The war in Ukraine has highlighted fundamental differences across the EU about the importance of the nation state as a political and social construct, argues Daniel Hannan in today’s Telegraph.


For those on Europe’s Eastern border faced with an existential crisis, nation status is a very real and treasured idea for which men will fight and die.


This is anathema to the Brussels mind-set however, exemplified in its sour diplomatic treatment towards the new accession states and to Poland in particular:


Eurocrats see the current government as altogether too Catholic and, worst of all, nationalist. Its real sin was to declare that Polish national law was supreme over EU law – or, at least, that its own judges, rather than the EU’s, should get to decide when Brussels is going beyond the powers bestowed on it by the EU treaties.


Nationalism is the worst of all offences in Brussels, the sin against the Holy Ghost that shall not be forgiven unto men. But ask yourself this. What exactly is the Ukrainian war about? What caused the refugee crisis?
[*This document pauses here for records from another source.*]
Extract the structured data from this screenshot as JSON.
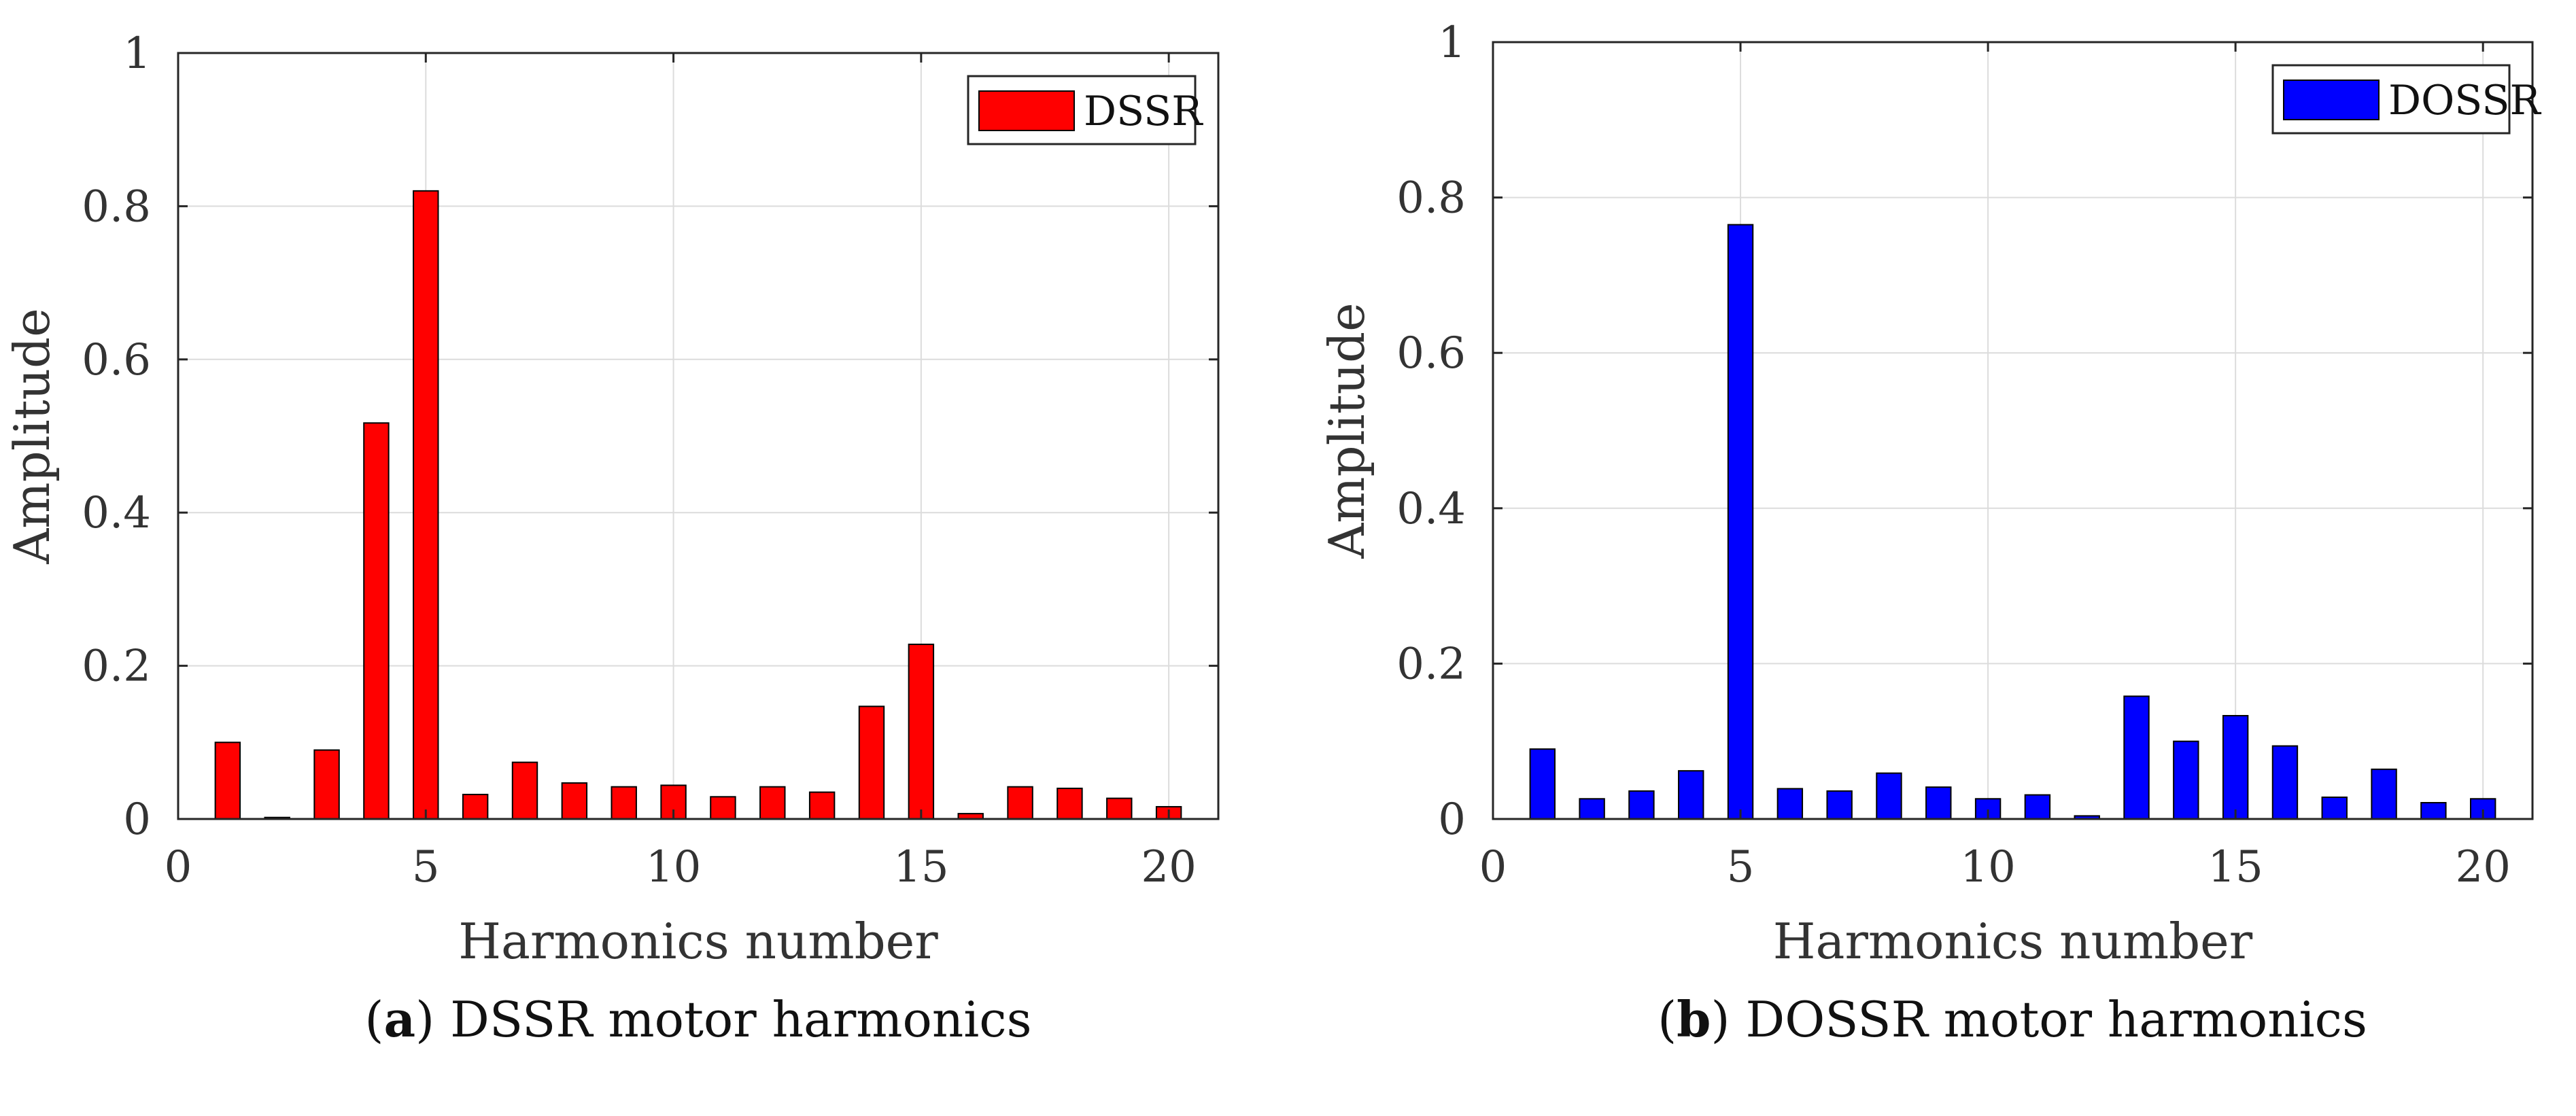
{
  "chart_data": [
    {
      "type": "bar",
      "panel_letter": "a",
      "caption": "DSSR motor harmonics",
      "xlabel": "Harmonics number",
      "ylabel": "Amplitude",
      "xlim": [
        0,
        21
      ],
      "ylim": [
        0,
        1
      ],
      "xticks": [
        0,
        5,
        10,
        15,
        20
      ],
      "yticks": [
        0,
        0.2,
        0.4,
        0.6,
        0.8,
        1
      ],
      "ytick_labels": [
        "0",
        "0.2",
        "0.4",
        "0.6",
        "0.8",
        "1"
      ],
      "grid": true,
      "legend_position": "top-right",
      "series": [
        {
          "name": "DSSR",
          "color": "#ff0000",
          "x": [
            1,
            2,
            3,
            4,
            5,
            6,
            7,
            8,
            9,
            10,
            11,
            12,
            13,
            14,
            15,
            16,
            17,
            18,
            19,
            20
          ],
          "values": [
            0.1,
            0.002,
            0.09,
            0.517,
            0.82,
            0.032,
            0.074,
            0.047,
            0.042,
            0.044,
            0.029,
            0.042,
            0.035,
            0.147,
            0.228,
            0.007,
            0.042,
            0.04,
            0.027,
            0.016
          ]
        }
      ]
    },
    {
      "type": "bar",
      "panel_letter": "b",
      "caption": "DOSSR motor harmonics",
      "xlabel": "Harmonics number",
      "ylabel": "Amplitude",
      "xlim": [
        0,
        21
      ],
      "ylim": [
        0,
        1
      ],
      "xticks": [
        0,
        5,
        10,
        15,
        20
      ],
      "yticks": [
        0,
        0.2,
        0.4,
        0.6,
        0.8,
        1
      ],
      "ytick_labels": [
        "0",
        "0.2",
        "0.4",
        "0.6",
        "0.8",
        "1"
      ],
      "grid": true,
      "legend_position": "top-right",
      "series": [
        {
          "name": "DOSSR",
          "color": "#0000ff",
          "x": [
            1,
            2,
            3,
            4,
            5,
            6,
            7,
            8,
            9,
            10,
            11,
            12,
            13,
            14,
            15,
            16,
            17,
            18,
            19,
            20
          ],
          "values": [
            0.09,
            0.026,
            0.036,
            0.062,
            0.765,
            0.039,
            0.036,
            0.059,
            0.041,
            0.026,
            0.031,
            0.004,
            0.158,
            0.1,
            0.133,
            0.094,
            0.028,
            0.064,
            0.021,
            0.026
          ]
        }
      ]
    }
  ]
}
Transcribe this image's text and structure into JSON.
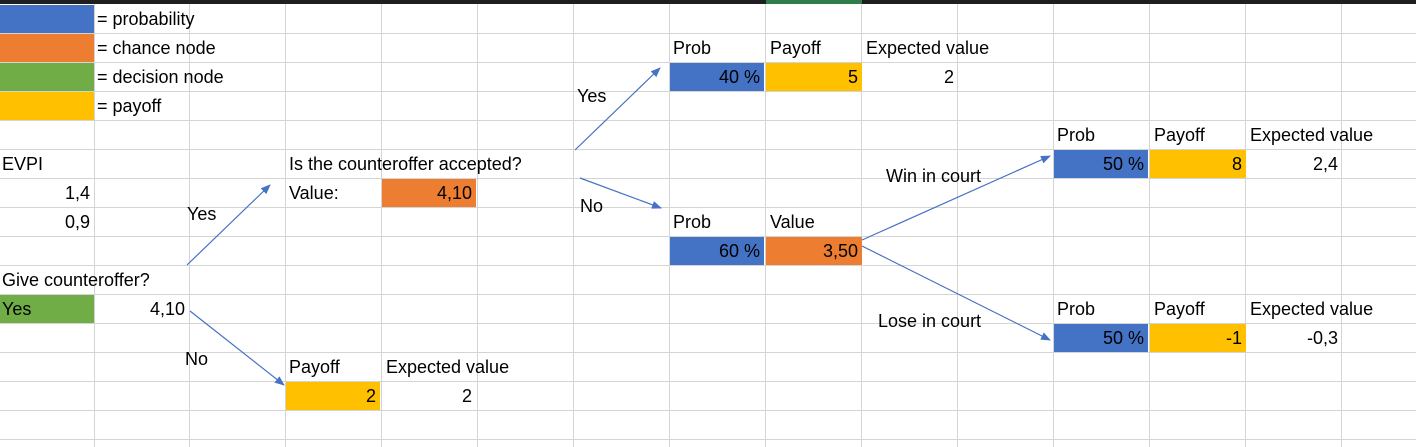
{
  "legend": {
    "probability": "= probability",
    "chance_node": "= chance node",
    "decision_node": "= decision node",
    "payoff": "= payoff"
  },
  "colors": {
    "probability": "#4472c4",
    "chance_node": "#ed7d31",
    "decision_node": "#70ad47",
    "payoff": "#ffc000"
  },
  "evpi": {
    "label": "EVPI",
    "value1": "1,4",
    "value2": "0,9"
  },
  "root": {
    "question": "Give counteroffer?",
    "decision": "Yes",
    "value": "4,10"
  },
  "branch_labels": {
    "yes1": "Yes",
    "no1": "No",
    "yes2": "Yes",
    "no2": "No",
    "win": "Win in court",
    "lose": "Lose in court"
  },
  "accepted_node": {
    "question": "Is the counteroffer accepted?",
    "value_label": "Value:",
    "value": "4,10"
  },
  "no_counter": {
    "payoff_header": "Payoff",
    "ev_header": "Expected value",
    "payoff": "2",
    "ev": "2"
  },
  "accepted_yes": {
    "prob_header": "Prob",
    "payoff_header": "Payoff",
    "ev_header": "Expected value",
    "prob": "40 %",
    "payoff": "5",
    "ev": "2"
  },
  "accepted_no": {
    "prob_header": "Prob",
    "value_header": "Value",
    "prob": "60 %",
    "value": "3,50"
  },
  "win": {
    "prob_header": "Prob",
    "payoff_header": "Payoff",
    "ev_header": "Expected value",
    "prob": "50 %",
    "payoff": "8",
    "ev": "2,4"
  },
  "lose": {
    "prob_header": "Prob",
    "payoff_header": "Payoff",
    "ev_header": "Expected value",
    "prob": "50 %",
    "payoff": "-1",
    "ev": "-0,3"
  }
}
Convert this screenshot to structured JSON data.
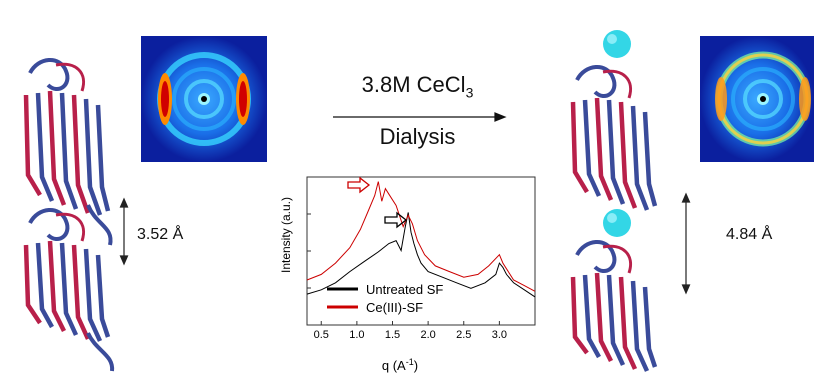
{
  "reaction": {
    "reagent_prefix": "3.8M CeCl",
    "reagent_subscript": "3",
    "method": "Dialysis"
  },
  "left_panel": {
    "spacing_label": "3.52 Å"
  },
  "right_panel": {
    "spacing_label": "4.84 Å"
  },
  "chart_data": {
    "type": "line",
    "xlabel": "q (Å⁻¹)",
    "xlabel_prefix": "q (A",
    "xlabel_sup": "-1",
    "xlabel_suffix": ")",
    "ylabel": "Intensity (a.u.)",
    "xlim": [
      0.3,
      3.5
    ],
    "xticks": [
      "0.5",
      "1.0",
      "1.5",
      "2.0",
      "2.5",
      "3.0"
    ],
    "legend_position": "bottom-left",
    "series": [
      {
        "name": "Untreated SF",
        "color": "#000000",
        "x": [
          0.3,
          0.5,
          0.7,
          0.9,
          1.1,
          1.3,
          1.45,
          1.55,
          1.62,
          1.68,
          1.72,
          1.76,
          1.8,
          1.85,
          1.9,
          2.0,
          2.2,
          2.4,
          2.6,
          2.8,
          2.95,
          3.0,
          3.05,
          3.1,
          3.2,
          3.35,
          3.5
        ],
        "y": [
          0.22,
          0.25,
          0.3,
          0.38,
          0.45,
          0.52,
          0.58,
          0.6,
          0.53,
          0.7,
          0.8,
          0.66,
          0.58,
          0.5,
          0.44,
          0.38,
          0.34,
          0.3,
          0.26,
          0.3,
          0.36,
          0.44,
          0.41,
          0.36,
          0.3,
          0.25,
          0.2
        ]
      },
      {
        "name": "Ce(III)-SF",
        "color": "#cc0000",
        "x": [
          0.3,
          0.5,
          0.7,
          0.9,
          1.05,
          1.15,
          1.25,
          1.3,
          1.35,
          1.4,
          1.45,
          1.55,
          1.65,
          1.72,
          1.78,
          1.85,
          1.95,
          2.1,
          2.3,
          2.5,
          2.7,
          2.85,
          3.0,
          3.05,
          3.1,
          3.2,
          3.35,
          3.5
        ],
        "y": [
          0.32,
          0.36,
          0.44,
          0.55,
          0.68,
          0.8,
          0.92,
          1.02,
          0.88,
          0.97,
          0.93,
          0.85,
          0.7,
          0.78,
          0.72,
          0.6,
          0.5,
          0.42,
          0.38,
          0.34,
          0.36,
          0.42,
          0.5,
          0.44,
          0.4,
          0.32,
          0.28,
          0.24
        ]
      }
    ]
  }
}
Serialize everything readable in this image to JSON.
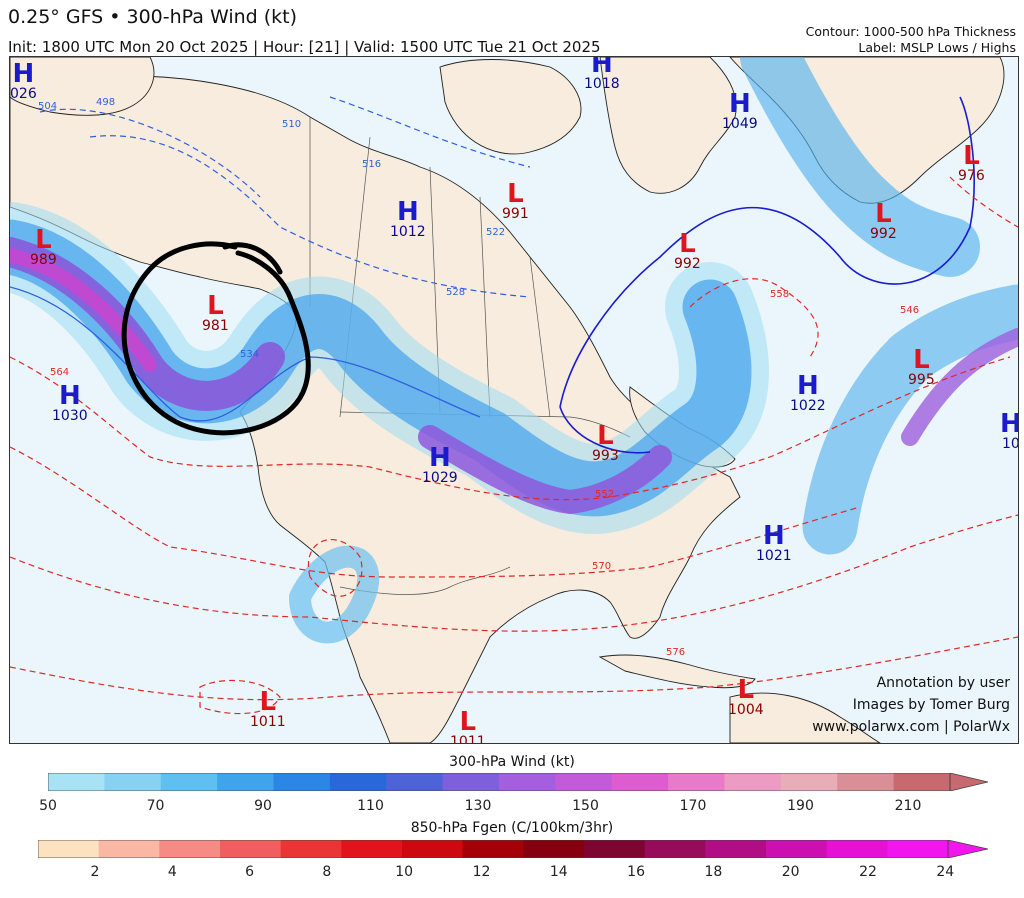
{
  "header": {
    "title": "0.25° GFS • 300-hPa Wind (kt)",
    "subtitle": "Init: 1800 UTC Mon 20 Oct 2025 | Hour: [21] | Valid: 1500 UTC Tue 21 Oct 2025",
    "right_line1": "Contour: 1000-500 hPa Thickness",
    "right_line2": "Label: MSLP Lows / Highs"
  },
  "map": {
    "pressure_centers": [
      {
        "type": "H",
        "value": "026"
      },
      {
        "type": "H",
        "value": "1018"
      },
      {
        "type": "H",
        "value": "1049"
      },
      {
        "type": "L",
        "value": "976"
      },
      {
        "type": "H",
        "value": "1012"
      },
      {
        "type": "L",
        "value": "991"
      },
      {
        "type": "L",
        "value": "992"
      },
      {
        "type": "L",
        "value": "992"
      },
      {
        "type": "L",
        "value": "989"
      },
      {
        "type": "L",
        "value": "981"
      },
      {
        "type": "H",
        "value": "1030"
      },
      {
        "type": "L",
        "value": "995"
      },
      {
        "type": "H",
        "value": "1022"
      },
      {
        "type": "H",
        "value": "10"
      },
      {
        "type": "L",
        "value": "993"
      },
      {
        "type": "H",
        "value": "1029"
      },
      {
        "type": "H",
        "value": "1021"
      },
      {
        "type": "L",
        "value": "1011"
      },
      {
        "type": "L",
        "value": "1004"
      },
      {
        "type": "L",
        "value": "1011"
      }
    ],
    "contour_labels": [
      "498",
      "504",
      "510",
      "516",
      "522",
      "528",
      "534",
      "546",
      "552",
      "558",
      "564",
      "570",
      "576"
    ],
    "annotation": "user-drawn black circle over Gulf of Alaska low"
  },
  "credits": {
    "line1": "Annotation by user",
    "line2": "Images by Tomer Burg",
    "line3": "www.polarwx.com | PolarWx"
  },
  "colorbars": {
    "wind": {
      "label": "300-hPa Wind (kt)",
      "ticks": [
        "50",
        "70",
        "90",
        "110",
        "130",
        "150",
        "170",
        "190",
        "210"
      ],
      "colors": [
        "#a8e2f5",
        "#87d2f2",
        "#5fbff0",
        "#3fa4ec",
        "#2b86e6",
        "#2968da",
        "#4f63d8",
        "#7e60dc",
        "#a35fde",
        "#c35ad9",
        "#dd5dd0",
        "#e87ac9",
        "#ec9bc3",
        "#e8adb6",
        "#d98e98",
        "#c8686f"
      ]
    },
    "fgen": {
      "label": "850-hPa Fgen (C/100km/3hr)",
      "ticks": [
        "2",
        "4",
        "6",
        "8",
        "10",
        "12",
        "14",
        "16",
        "18",
        "20",
        "22",
        "24"
      ],
      "colors": [
        "#fde2c0",
        "#f9b7a4",
        "#f58b84",
        "#f05e60",
        "#ea3535",
        "#e1141b",
        "#cc0810",
        "#a3000a",
        "#86000f",
        "#7d0530",
        "#960b5a",
        "#b10e86",
        "#cc0fb0",
        "#e512d6",
        "#f116ee"
      ]
    }
  }
}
This is, au fond, a war about national independence. Ukraine was invaded because it insisted on being a fully sovereign nation rather than accepting a semi-dependent status. Ukrainians, in other words, are fighting for the national principle, for their right to form their own state and live under their own laws.”


The war has and will change many things, including it is hoped, the EU’s aversion to nation-state democracy. For that in the end is what people go to fight and die for:


“Look at what Ukrainians are suffering in its defence, look at what Poles are prepared to do to assist them, and then try and tell me that it doesn’t matter.”